Regimes1 autoritários têm dificuldade inata de patrocinar processos de integração regional ou de participar deles. A incompatibilidade tem razões variadas. Com a multi-plicação de práticas econômicas e de responsabilidades compartilhadas, a integração impõe processos de transferência de soberania política que, a despeito das vantagens prometidas, não encontram intersecção possível com os ideários nacionalistas frequentemente seguidos por ditaduras tampouco pela tendência desses regimes de buscar hegemonia e fomentar disputas geopolíticas com vizinhos. Outro complicador é que os regimes de exceção inspiram uma natural desconfiança em negociações multilaterais. Se não existem referências legais consolidadas ou sistemas jurídicos transparentes a regular o cotidiano de um país, que garantias os vizinhos e os investidores terão em relação ao respeito de seus direitos?

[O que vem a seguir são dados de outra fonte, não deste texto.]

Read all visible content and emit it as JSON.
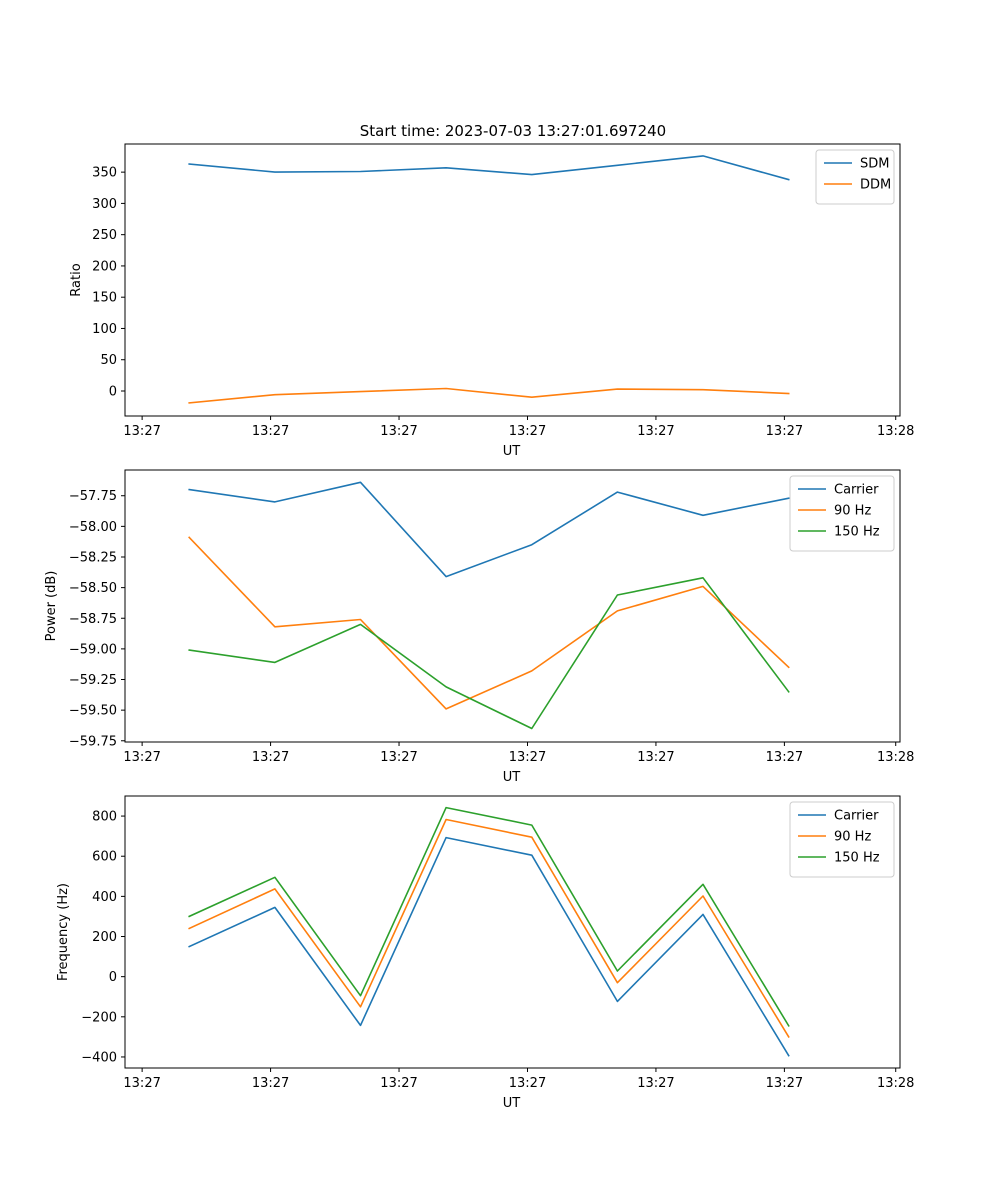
{
  "figure_title": "Start time: 2023-07-03 13:27:01.697240",
  "colors": {
    "blue": "#1f77b4",
    "orange": "#ff7f0e",
    "green": "#2ca02c"
  },
  "chart_data": [
    {
      "type": "line",
      "title": "Start time: 2023-07-03 13:27:01.697240",
      "xlabel": "UT",
      "ylabel": "Ratio",
      "x": [
        1,
        2,
        3,
        4,
        5,
        6,
        7,
        8
      ],
      "xlim": [
        0.25,
        9.3
      ],
      "xticks": [
        0.45,
        1.95,
        3.45,
        4.95,
        6.45,
        7.95,
        9.25
      ],
      "xticklabels": [
        "13:27",
        "13:27",
        "13:27",
        "13:27",
        "13:27",
        "13:27",
        "13:28"
      ],
      "ylim": [
        -40,
        395
      ],
      "yticks": [
        0,
        50,
        100,
        150,
        200,
        250,
        300,
        350
      ],
      "yticklabels": [
        "0",
        "50",
        "100",
        "150",
        "200",
        "250",
        "300",
        "350"
      ],
      "legend_loc": "upper right",
      "series": [
        {
          "name": "SDM",
          "color": "#1f77b4",
          "values": [
            363,
            350,
            351,
            357,
            346,
            361,
            376,
            338
          ]
        },
        {
          "name": "DDM",
          "color": "#ff7f0e",
          "values": [
            -19,
            -6,
            -1,
            4,
            -10,
            3,
            2,
            -4
          ]
        }
      ]
    },
    {
      "type": "line",
      "title": "",
      "xlabel": "UT",
      "ylabel": "Power (dB)",
      "x": [
        1,
        2,
        3,
        4,
        5,
        6,
        7,
        8
      ],
      "xlim": [
        0.25,
        9.3
      ],
      "xticks": [
        0.45,
        1.95,
        3.45,
        4.95,
        6.45,
        7.95,
        9.25
      ],
      "xticklabels": [
        "13:27",
        "13:27",
        "13:27",
        "13:27",
        "13:27",
        "13:27",
        "13:28"
      ],
      "ylim": [
        -59.76,
        -57.54
      ],
      "yticks": [
        -59.75,
        -59.5,
        -59.25,
        -59.0,
        -58.75,
        -58.5,
        -58.25,
        -58.0,
        -57.75
      ],
      "yticklabels": [
        "−59.75",
        "−59.50",
        "−59.25",
        "−59.00",
        "−58.75",
        "−58.50",
        "−58.25",
        "−58.00",
        "−57.75"
      ],
      "legend_loc": "upper right",
      "series": [
        {
          "name": "Carrier",
          "color": "#1f77b4",
          "values": [
            -57.7,
            -57.8,
            -57.64,
            -58.41,
            -58.15,
            -57.72,
            -57.91,
            -57.77
          ]
        },
        {
          "name": "90 Hz",
          "color": "#ff7f0e",
          "values": [
            -58.09,
            -58.82,
            -58.76,
            -59.49,
            -59.18,
            -58.69,
            -58.49,
            -59.15
          ]
        },
        {
          "name": "150 Hz",
          "color": "#2ca02c",
          "values": [
            -59.01,
            -59.11,
            -58.8,
            -59.31,
            -59.65,
            -58.56,
            -58.42,
            -59.35
          ]
        }
      ]
    },
    {
      "type": "line",
      "title": "",
      "xlabel": "UT",
      "ylabel": "Frequency (Hz)",
      "x": [
        1,
        2,
        3,
        4,
        5,
        6,
        7,
        8
      ],
      "xlim": [
        0.25,
        9.3
      ],
      "xticks": [
        0.45,
        1.95,
        3.45,
        4.95,
        6.45,
        7.95,
        9.25
      ],
      "xticklabels": [
        "13:27",
        "13:27",
        "13:27",
        "13:27",
        "13:27",
        "13:27",
        "13:28"
      ],
      "ylim": [
        -455,
        900
      ],
      "yticks": [
        -400,
        -200,
        0,
        200,
        400,
        600,
        800
      ],
      "yticklabels": [
        "−400",
        "−200",
        "0",
        "200",
        "400",
        "600",
        "800"
      ],
      "legend_loc": "upper right",
      "series": [
        {
          "name": "Carrier",
          "color": "#1f77b4",
          "values": [
            150,
            345,
            -243,
            693,
            605,
            -123,
            310,
            -393
          ]
        },
        {
          "name": "90 Hz",
          "color": "#ff7f0e",
          "values": [
            240,
            437,
            -150,
            783,
            695,
            -30,
            402,
            -300
          ]
        },
        {
          "name": "150 Hz",
          "color": "#2ca02c",
          "values": [
            300,
            495,
            -95,
            842,
            755,
            28,
            460,
            -245
          ]
        }
      ]
    }
  ]
}
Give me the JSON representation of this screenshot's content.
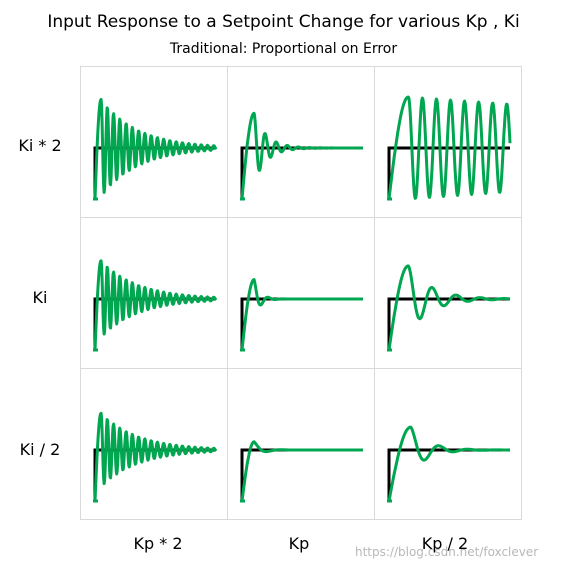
{
  "chart_data": {
    "type": "line",
    "title": "Input Response to a Setpoint Change for various Kp , Ki",
    "subtitle": "Traditional: Proportional on Error",
    "columns": [
      "Kp * 2",
      "Kp",
      "Kp / 2"
    ],
    "rows": [
      "Ki * 2",
      "Ki",
      "Ki / 2"
    ],
    "setpoint_color": "#000000",
    "response_color": "#00a650",
    "setpoint": {
      "initial": 0,
      "final": 1
    },
    "panels": [
      {
        "row": "Ki * 2",
        "col": "Kp * 2",
        "overshoot": 0.95,
        "freq": 4.6,
        "decay": 0.55,
        "rise": 0.05
      },
      {
        "row": "Ki * 2",
        "col": "Kp",
        "overshoot": 0.68,
        "freq": 2.6,
        "decay": 1.6,
        "rise": 0.1
      },
      {
        "row": "Ki * 2",
        "col": "Kp / 2",
        "overshoot": 1.0,
        "freq": 2.05,
        "decay": 0.03,
        "rise": 0.16
      },
      {
        "row": "Ki",
        "col": "Kp * 2",
        "overshoot": 0.75,
        "freq": 4.6,
        "decay": 0.55,
        "rise": 0.05
      },
      {
        "row": "Ki",
        "col": "Kp",
        "overshoot": 0.38,
        "freq": 2.0,
        "decay": 3.5,
        "rise": 0.1
      },
      {
        "row": "Ki",
        "col": "Kp / 2",
        "overshoot": 0.65,
        "freq": 1.2,
        "decay": 0.9,
        "rise": 0.16
      },
      {
        "row": "Ki / 2",
        "col": "Kp * 2",
        "overshoot": 0.72,
        "freq": 4.6,
        "decay": 0.55,
        "rise": 0.05
      },
      {
        "row": "Ki / 2",
        "col": "Kp",
        "overshoot": 0.16,
        "freq": 1.0,
        "decay": 2.5,
        "rise": 0.1
      },
      {
        "row": "Ki / 2",
        "col": "Kp / 2",
        "overshoot": 0.45,
        "freq": 1.0,
        "decay": 1.2,
        "rise": 0.18
      }
    ]
  },
  "watermark": "https://blog.csdn.net/foxclever"
}
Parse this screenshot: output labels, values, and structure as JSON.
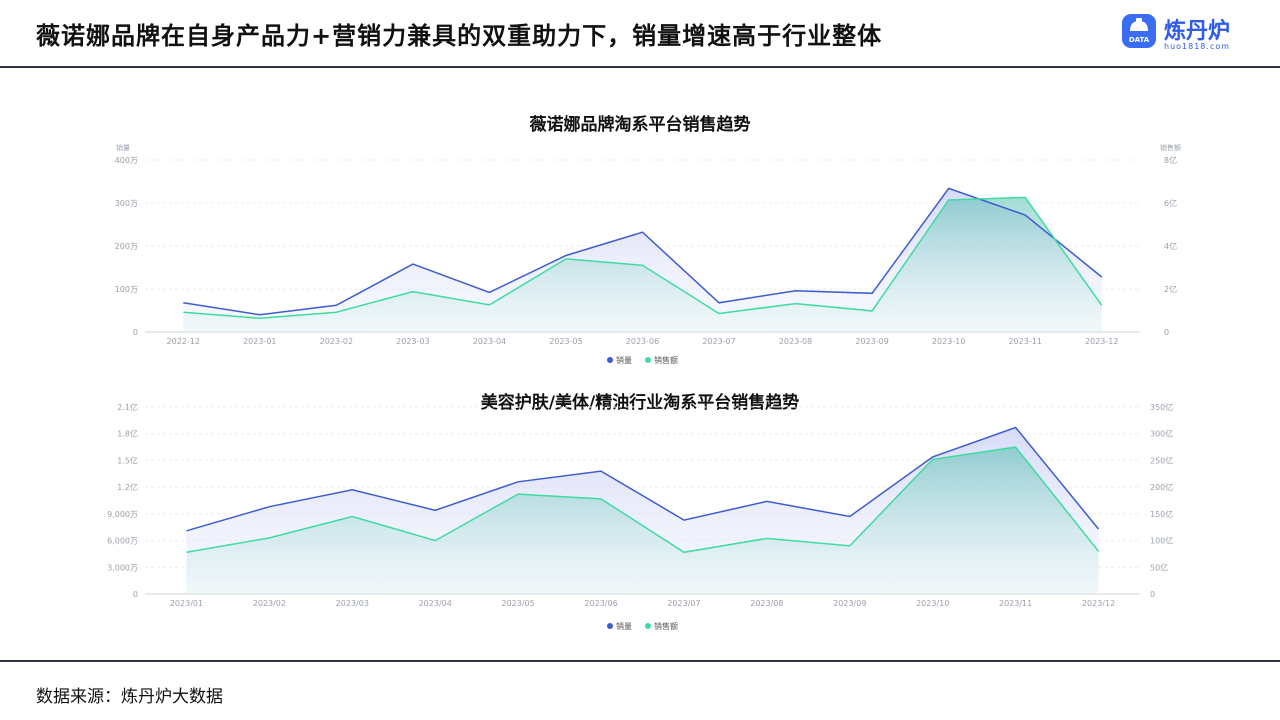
{
  "header": {
    "title": "薇诺娜品牌在自身产品力+营销力兼具的双重助力下，销量增速高于行业整体"
  },
  "logo": {
    "name": "炼丹炉",
    "url": "huo1818.com",
    "badge": "DATA",
    "icon": "data-badge-icon",
    "color": "#3b6cf5"
  },
  "footer": {
    "source": "数据来源：炼丹炉大数据"
  },
  "colors": {
    "sales_volume": "#3d5ccf",
    "sales_amount": "#3ddc9e"
  },
  "chart_data": [
    {
      "type": "line",
      "title": "薇诺娜品牌淘系平台销售趋势",
      "y_left_label": "销量",
      "y_right_label": "销售额",
      "y_left_ticks": [
        "400万",
        "300万",
        "200万",
        "100万",
        "0"
      ],
      "y_right_ticks": [
        "8亿",
        "6亿",
        "4亿",
        "2亿",
        "0"
      ],
      "y_left_range": [
        0,
        400
      ],
      "y_right_range": [
        0,
        8
      ],
      "x": [
        "2022-12",
        "2023-01",
        "2023-02",
        "2023-03",
        "2023-04",
        "2023-05",
        "2023-06",
        "2023-07",
        "2023-08",
        "2023-09",
        "2023-10",
        "2023-11",
        "2023-12"
      ],
      "series": [
        {
          "name": "销量",
          "axis": "left",
          "unit": "万",
          "values": [
            68,
            40,
            62,
            158,
            92,
            178,
            232,
            68,
            96,
            90,
            334,
            272,
            128
          ]
        },
        {
          "name": "销售额",
          "axis": "right",
          "unit": "亿",
          "values": [
            0.92,
            0.64,
            0.92,
            1.88,
            1.26,
            3.4,
            3.1,
            0.86,
            1.32,
            0.98,
            6.14,
            6.26,
            1.24
          ]
        }
      ],
      "legend": [
        "销量",
        "销售额"
      ],
      "legend_position": "bottom",
      "grid": true
    },
    {
      "type": "line",
      "title": "美容护肤/美体/精油行业淘系平台销售趋势",
      "y_left_ticks": [
        "2.1亿",
        "1.8亿",
        "1.5亿",
        "1.2亿",
        "9,000万",
        "6,000万",
        "3,000万",
        "0"
      ],
      "y_right_ticks": [
        "350亿",
        "300亿",
        "250亿",
        "200亿",
        "150亿",
        "100亿",
        "50亿",
        "0"
      ],
      "y_left_range": [
        0,
        21000
      ],
      "y_right_range": [
        0,
        350
      ],
      "x": [
        "2023/01",
        "2023/02",
        "2023/03",
        "2023/04",
        "2023/05",
        "2023/06",
        "2023/07",
        "2023/08",
        "2023/09",
        "2023/10",
        "2023/11",
        "2023/12"
      ],
      "series": [
        {
          "name": "销量",
          "axis": "left",
          "unit": "万",
          "values": [
            7100,
            9800,
            11700,
            9400,
            12600,
            13800,
            8300,
            10400,
            8700,
            15400,
            18700,
            7300
          ]
        },
        {
          "name": "销售额",
          "axis": "right",
          "unit": "亿",
          "values": [
            78,
            105,
            145,
            100,
            187,
            178,
            78,
            104,
            90,
            252,
            275,
            80
          ]
        }
      ],
      "legend": [
        "销量",
        "销售额"
      ],
      "legend_position": "bottom",
      "grid": true
    }
  ]
}
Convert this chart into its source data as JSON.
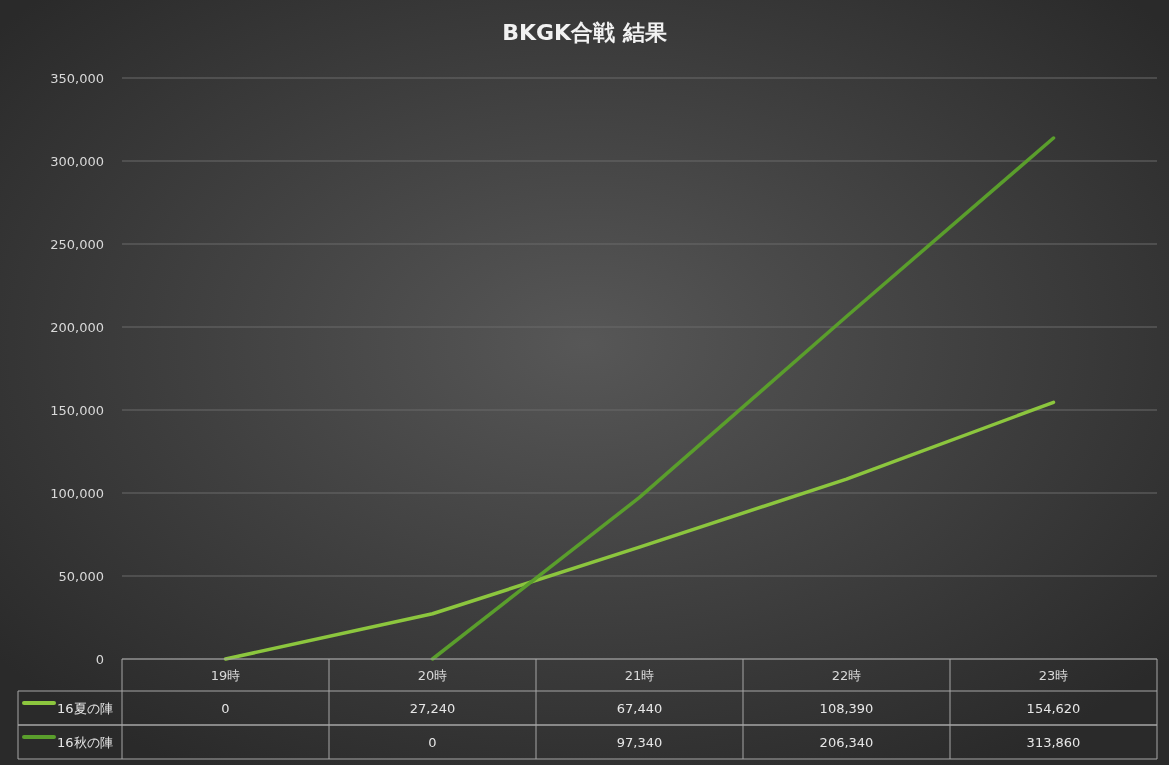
{
  "chart_data": {
    "type": "line",
    "title": "BKGK合戦 結果",
    "categories": [
      "19時",
      "20時",
      "21時",
      "22時",
      "23時"
    ],
    "series": [
      {
        "name": "16夏の陣",
        "color": "#8cc63e",
        "values": [
          0,
          27240,
          67440,
          108390,
          154620
        ],
        "value_labels": [
          "0",
          "27,240",
          "67,440",
          "108,390",
          "154,620"
        ]
      },
      {
        "name": "16秋の陣",
        "color": "#5a9e2c",
        "values": [
          null,
          0,
          97340,
          206340,
          313860
        ],
        "value_labels": [
          null,
          "0",
          "97,340",
          "206,340",
          "313,860"
        ]
      }
    ],
    "ylim": [
      0,
      350000
    ],
    "yticks": [
      {
        "value": 0,
        "label": "0"
      },
      {
        "value": 50000,
        "label": "50,000"
      },
      {
        "value": 100000,
        "label": "100,000"
      },
      {
        "value": 150000,
        "label": "150,000"
      },
      {
        "value": 200000,
        "label": "200,000"
      },
      {
        "value": 250000,
        "label": "250,000"
      },
      {
        "value": 300000,
        "label": "300,000"
      },
      {
        "value": 350000,
        "label": "350,000"
      }
    ],
    "grid": "y",
    "legend": "left",
    "marker": "none",
    "line_style": "solid"
  }
}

Chiarelli (1997) sustenta que a liberdade de empreender, característica das demo-cracias liberais, representa requisito fundamental na promoção da integração. Já o dirigismo estatal e as limitações à livre circulação de pessoas, que ocorrem com frequência em ditaduras, são em geral incompatíveis com a concepção de blocos econômicos:

A estatização, a economia dirigida, o sistema oficial de subsídios, desequilibrando o processo concorrencial, inviabilizando o livre mercado, são procedimentos, no mundo econômico, que afrontam com a ideia de Integração, necessariamente casada com a livre-iniciativa, a ausência de incentivos governamentais, a circulação extrafronteiras de pessoas e capitais, etc. A integração tem sua base econômica assentada na melhor produtividade para garantir exitosa competitividade. É a vitória do mais apto, e não do mais protegido (CHIARELLI, 1997, p. 20).

A Comunidade Europeia do Carvão e do Aço (Ceca), fundada em 1951 e considerada o primeiro passo concreto para a integração da porção ocidental do Velho Continente, só se tornou viável após a consolidação da democracia em países que haviam vivido regimes totalitários poucos anos antes, notadamente a Itália e a Alemanha (VALENTINI, 2007). Foi a primeira vez que ocorreu transferência de direitos de soberania de alguns países para uma instituição europeia. O objetivo da Ceca, formada por França, Itália, Alemanha Ocidental, Holanda, Bélgica e Luxemburgo era integrar as indústrias do carvão e do aço dos países europeus ocidentais.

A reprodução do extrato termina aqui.